The current work studies a Markovian single-server ticket queue where, upon arrival, each customer can draw a numbered ticket, while the ticket number of the customer currently being served is displayed on a panel. The difference, D, between the above two numbers is called the virtual queue length. The population of customers is comprised of two types: ‘regular‘ (non-strategic), or ‘smart‘ (strategic). A regular customer draws a ticket regardless of the observed virtual queue length and stays in the system until being served. A smart customer, depending on the virtual queue length D, may either Join, Leave or go to ‘Orbit’ for a random duration time. If, upon return from orbit, a smart customer realizes that her/his turn passed, he/she balks. Otherwise, that customer assumes his/her original ticket-position in the queue.

We analyze this notorious system (only a single published paper is cited in Hassin’s (2016) book ‘Rational Queueing’), and calculate the optimal mean orbiting time of customers. Numerical examples are presented.

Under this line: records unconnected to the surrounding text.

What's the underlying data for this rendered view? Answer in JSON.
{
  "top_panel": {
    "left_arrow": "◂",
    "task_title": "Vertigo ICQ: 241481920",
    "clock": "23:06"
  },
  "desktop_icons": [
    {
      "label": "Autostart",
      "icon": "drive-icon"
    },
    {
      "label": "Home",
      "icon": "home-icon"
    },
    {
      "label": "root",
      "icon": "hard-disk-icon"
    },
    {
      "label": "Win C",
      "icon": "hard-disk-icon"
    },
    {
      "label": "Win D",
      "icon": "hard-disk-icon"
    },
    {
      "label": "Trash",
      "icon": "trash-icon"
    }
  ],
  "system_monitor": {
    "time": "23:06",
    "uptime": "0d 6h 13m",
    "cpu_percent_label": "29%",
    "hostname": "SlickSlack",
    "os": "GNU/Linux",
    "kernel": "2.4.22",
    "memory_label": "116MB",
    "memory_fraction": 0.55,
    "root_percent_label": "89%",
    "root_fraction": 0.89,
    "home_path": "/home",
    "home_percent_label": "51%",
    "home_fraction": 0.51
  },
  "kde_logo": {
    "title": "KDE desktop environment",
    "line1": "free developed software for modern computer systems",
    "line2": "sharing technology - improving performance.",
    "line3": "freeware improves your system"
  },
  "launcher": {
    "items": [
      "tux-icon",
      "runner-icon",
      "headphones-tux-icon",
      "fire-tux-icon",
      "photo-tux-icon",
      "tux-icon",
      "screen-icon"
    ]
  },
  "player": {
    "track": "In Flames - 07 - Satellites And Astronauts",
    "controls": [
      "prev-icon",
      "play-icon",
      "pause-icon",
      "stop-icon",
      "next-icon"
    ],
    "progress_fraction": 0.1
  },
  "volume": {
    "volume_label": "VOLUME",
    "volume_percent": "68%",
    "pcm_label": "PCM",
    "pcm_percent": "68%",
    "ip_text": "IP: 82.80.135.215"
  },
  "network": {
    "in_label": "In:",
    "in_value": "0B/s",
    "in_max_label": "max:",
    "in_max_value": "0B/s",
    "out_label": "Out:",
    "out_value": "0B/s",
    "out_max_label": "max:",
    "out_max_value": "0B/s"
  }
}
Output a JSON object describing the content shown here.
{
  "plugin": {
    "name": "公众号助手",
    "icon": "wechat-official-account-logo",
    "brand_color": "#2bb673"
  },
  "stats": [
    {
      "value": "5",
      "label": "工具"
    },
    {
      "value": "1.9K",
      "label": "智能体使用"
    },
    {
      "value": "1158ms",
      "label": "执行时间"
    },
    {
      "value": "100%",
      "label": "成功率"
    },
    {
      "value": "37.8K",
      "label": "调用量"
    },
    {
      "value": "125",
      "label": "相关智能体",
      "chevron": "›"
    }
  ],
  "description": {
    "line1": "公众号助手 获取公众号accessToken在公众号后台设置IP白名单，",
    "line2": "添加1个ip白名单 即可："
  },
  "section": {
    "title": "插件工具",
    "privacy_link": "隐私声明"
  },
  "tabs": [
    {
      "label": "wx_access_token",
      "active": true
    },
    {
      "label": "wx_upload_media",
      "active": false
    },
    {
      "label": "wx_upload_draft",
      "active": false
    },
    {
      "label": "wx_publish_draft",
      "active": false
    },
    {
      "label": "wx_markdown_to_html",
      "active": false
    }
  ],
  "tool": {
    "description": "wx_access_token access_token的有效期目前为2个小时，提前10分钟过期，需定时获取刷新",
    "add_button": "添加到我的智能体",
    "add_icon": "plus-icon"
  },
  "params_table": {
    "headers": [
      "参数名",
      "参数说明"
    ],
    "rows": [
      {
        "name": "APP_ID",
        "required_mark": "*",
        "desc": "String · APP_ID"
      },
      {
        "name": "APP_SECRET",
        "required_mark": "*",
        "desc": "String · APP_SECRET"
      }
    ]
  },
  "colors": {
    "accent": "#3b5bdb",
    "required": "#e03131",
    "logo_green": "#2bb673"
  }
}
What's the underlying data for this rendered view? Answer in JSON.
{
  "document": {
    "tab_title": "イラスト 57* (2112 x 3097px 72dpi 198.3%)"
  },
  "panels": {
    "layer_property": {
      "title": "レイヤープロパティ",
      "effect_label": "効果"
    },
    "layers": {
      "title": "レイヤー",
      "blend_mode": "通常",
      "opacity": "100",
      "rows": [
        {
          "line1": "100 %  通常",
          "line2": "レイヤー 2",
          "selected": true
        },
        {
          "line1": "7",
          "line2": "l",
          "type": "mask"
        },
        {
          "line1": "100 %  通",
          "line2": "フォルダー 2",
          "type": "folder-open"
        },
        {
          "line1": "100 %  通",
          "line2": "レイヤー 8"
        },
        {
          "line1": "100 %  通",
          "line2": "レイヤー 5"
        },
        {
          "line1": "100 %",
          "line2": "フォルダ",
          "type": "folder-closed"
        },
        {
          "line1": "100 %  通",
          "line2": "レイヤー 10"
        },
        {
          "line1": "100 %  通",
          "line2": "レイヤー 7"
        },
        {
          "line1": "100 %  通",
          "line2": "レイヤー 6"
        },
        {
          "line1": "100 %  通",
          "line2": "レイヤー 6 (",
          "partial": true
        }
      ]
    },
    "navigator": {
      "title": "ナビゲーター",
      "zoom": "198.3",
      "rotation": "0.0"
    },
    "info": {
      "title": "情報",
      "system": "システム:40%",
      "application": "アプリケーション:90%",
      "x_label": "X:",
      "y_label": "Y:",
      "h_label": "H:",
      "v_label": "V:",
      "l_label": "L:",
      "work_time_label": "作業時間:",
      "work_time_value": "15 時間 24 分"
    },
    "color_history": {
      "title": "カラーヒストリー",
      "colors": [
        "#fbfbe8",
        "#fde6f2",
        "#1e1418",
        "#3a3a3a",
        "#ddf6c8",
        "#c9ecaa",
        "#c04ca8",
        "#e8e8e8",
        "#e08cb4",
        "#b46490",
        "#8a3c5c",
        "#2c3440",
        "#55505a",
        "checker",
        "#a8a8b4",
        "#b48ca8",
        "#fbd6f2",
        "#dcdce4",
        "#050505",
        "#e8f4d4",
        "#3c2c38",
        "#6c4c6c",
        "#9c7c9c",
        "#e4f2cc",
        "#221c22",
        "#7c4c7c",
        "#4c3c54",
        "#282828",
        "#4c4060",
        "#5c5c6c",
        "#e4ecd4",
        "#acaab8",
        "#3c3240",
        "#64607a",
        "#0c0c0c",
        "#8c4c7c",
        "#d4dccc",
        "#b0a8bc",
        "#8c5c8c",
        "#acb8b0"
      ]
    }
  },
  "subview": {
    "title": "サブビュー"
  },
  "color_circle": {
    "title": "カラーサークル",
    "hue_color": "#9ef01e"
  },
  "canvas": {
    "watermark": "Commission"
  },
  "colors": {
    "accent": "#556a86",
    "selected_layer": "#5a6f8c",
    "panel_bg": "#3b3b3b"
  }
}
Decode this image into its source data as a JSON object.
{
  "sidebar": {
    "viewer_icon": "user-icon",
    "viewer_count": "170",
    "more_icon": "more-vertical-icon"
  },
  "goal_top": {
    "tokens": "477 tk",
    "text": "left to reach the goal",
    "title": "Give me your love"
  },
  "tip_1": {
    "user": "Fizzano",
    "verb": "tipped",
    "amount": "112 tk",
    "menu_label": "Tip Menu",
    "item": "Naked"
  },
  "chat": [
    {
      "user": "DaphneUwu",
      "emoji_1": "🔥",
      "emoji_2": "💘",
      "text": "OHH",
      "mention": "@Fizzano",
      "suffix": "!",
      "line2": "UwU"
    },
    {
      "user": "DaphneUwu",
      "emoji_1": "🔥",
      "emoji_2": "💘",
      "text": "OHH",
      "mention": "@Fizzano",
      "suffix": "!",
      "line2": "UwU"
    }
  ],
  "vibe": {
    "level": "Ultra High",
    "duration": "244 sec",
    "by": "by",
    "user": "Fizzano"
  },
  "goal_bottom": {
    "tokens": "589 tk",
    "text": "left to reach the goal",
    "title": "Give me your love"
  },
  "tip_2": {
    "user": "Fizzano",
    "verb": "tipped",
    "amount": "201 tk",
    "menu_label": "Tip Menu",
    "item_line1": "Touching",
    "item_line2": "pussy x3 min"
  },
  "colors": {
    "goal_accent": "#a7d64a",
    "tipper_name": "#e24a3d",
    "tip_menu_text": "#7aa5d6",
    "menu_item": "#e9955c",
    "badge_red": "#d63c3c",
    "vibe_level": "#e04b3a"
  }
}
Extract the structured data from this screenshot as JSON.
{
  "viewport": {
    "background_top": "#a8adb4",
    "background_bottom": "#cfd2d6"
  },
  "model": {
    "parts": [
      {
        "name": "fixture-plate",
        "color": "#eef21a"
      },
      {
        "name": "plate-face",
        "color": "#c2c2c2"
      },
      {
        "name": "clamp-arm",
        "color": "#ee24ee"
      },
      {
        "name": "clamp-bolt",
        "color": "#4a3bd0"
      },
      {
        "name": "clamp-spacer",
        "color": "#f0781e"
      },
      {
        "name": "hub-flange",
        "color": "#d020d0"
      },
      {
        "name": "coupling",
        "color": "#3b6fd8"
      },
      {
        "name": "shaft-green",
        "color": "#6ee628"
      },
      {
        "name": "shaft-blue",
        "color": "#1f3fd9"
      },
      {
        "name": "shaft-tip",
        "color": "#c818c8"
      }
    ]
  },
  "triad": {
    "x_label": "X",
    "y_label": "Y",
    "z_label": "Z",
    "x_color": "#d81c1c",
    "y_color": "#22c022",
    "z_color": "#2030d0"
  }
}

Joint work with G. Hanukov and S. Anily.

 

Sergey Zeltyn. (IBM Research – Haifa)

Reducing Costs and Improving Quality in Wastewater Treatment

Wastewater treatment is carried out through the interaction of complex biological, physical, and chemical processes. Typically, wastewater treatment plants operate in a conservative and inefficient risk-averse mode that makes it difficult to quantify the risks or truly minimize the costs. We developed an innovative operational control that applies descriptive, predictive, and prescriptive analytics to improve process efficiency and reduce costs. The descriptive analytics uses historical sensor data to build a simulation model and plant state estimator. The predictive analytics models the wastewater treatment process behavior using a transition probability matrix that we estimated. Finally, our prescriptive Constrained Markov Decision Process analytics offers recommendations for improved plant operation.

Based on joint work with A. Zadorojniy,  S. Wasserkrug, and V. Lipets

 

Hanqin Zhang. (National University of Singapore, NUS Business School)

Impatience and Learning in Queues

Customers often abandon waiting in queues when they get impatient.  Prior literature on Markovian queues shows that it is not rational for customers to quit “midway”: Customers should either quit immediately on arrival (balk) or wait till the completion of their service.  We show how in-queue abandonment behavior can be rational in queues because of learning. We compare how rational Bayesian customers make abandonment decisions under different information disclosures. Our paper reveals interesting features in waiting behavior, showing that customers can be (rationally) more patient in slower shorter queues, than in faster longer queues. Using stochastic comparisons, we demonstrate that customers who anticipate a congested system can become more impatient.  Finally, we show that Bayesian customers may exhibit a more conservative threshold joining behavior compared to myopic customers with the same priors.

Based on joint work with Senthil Veeraraghavan and Li Xiao.